Hackers Gain Entry To US And EU Energy Sector

By   Andrew Clarke
Director, Strategic Alliances & Channel Partnerships, EMEA , One Identity | Sep 11, 2017 09:00 am PST

It has been reported that advanced hackers have targeted United States and European energy companies in a cyber espionage campaign that has in some cases successfully broken into the core systems that control the companies’ operations, according to researchers at the security firm Symantec.

Malicious email campaigns have been used to gain entry into organizations in the United States, Turkey and Switzerland, and likely other countries well, Symantec said in a report published on Wednesday. The cyber attacks, which began in late 2015 but increased in frequency in April of this year, are probably the work of a foreign government and bear the hallmarks of a hacking group known as Dragonfly. Andrew Clarke, EMEA Director at One Identity commented below.

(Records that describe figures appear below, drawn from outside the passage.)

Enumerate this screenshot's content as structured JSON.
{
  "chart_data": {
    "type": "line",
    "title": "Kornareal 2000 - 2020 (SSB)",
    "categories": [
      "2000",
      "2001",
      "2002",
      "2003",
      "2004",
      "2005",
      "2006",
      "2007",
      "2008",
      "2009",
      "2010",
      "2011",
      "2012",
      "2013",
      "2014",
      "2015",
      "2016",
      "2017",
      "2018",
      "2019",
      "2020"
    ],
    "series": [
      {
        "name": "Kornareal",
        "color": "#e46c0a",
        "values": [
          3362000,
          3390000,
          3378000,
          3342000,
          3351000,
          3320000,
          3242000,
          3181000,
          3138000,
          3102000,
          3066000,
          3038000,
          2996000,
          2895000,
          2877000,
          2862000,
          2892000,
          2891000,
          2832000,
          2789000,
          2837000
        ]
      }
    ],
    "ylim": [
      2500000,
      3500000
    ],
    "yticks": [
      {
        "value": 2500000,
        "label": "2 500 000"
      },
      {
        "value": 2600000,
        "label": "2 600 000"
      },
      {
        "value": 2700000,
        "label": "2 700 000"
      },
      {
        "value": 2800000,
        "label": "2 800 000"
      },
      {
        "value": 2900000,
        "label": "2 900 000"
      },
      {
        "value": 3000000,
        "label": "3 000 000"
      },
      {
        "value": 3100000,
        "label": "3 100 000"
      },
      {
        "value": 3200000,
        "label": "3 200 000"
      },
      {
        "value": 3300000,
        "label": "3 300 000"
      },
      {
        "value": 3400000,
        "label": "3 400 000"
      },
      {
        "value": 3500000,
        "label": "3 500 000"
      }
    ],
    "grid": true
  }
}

Andrew Clarke, EMEA Director at One Identity: 

andrew clarke“The Critical National Infrastructure (CNI) is the backbone of a nation’s economy, security, and health – with the electricity supply being fundamental to our everyday lives.  E-crime, or cyber-crime, whether relating to theft, hacking or denial of service to vital systems, has become a fact of life. The risk of state or industrial cyber espionage, in which one country/company makes active attacks on another, through cyberspace, to acquire high value information is real.  We have witnessed an ongoing real-life “Game of Threats” where the threat actors have constantly tried and tested different forms of attack – the prime motivation being to cause disruption and even long-term impact.  Studies  in the USA report that cyber-attacks are a constant and daily occurrence on utility companies with some facilities receiving upwards of 10,000 attempted cyber-attacks each month – which equates to one attack every four minutes

It is imperative that we continue to innovate to protect access and safeguard CNI.   Segmenting  networks with firewalls is one measure.   And managing access by individual identity is key to really controlling who gets access and how they access systems.  Patching systems so vulnerabilities are mitigated is also key.  What we must all realise is that this type of attack is designed to undermine our way of life.   Without electricity, a nation will quickly grind to a halt – and systems and processes that need electricity to function will be severely impacted.    We have seen the impact of natural disasters across the world but without  a electricity supply a country would struggle to function.”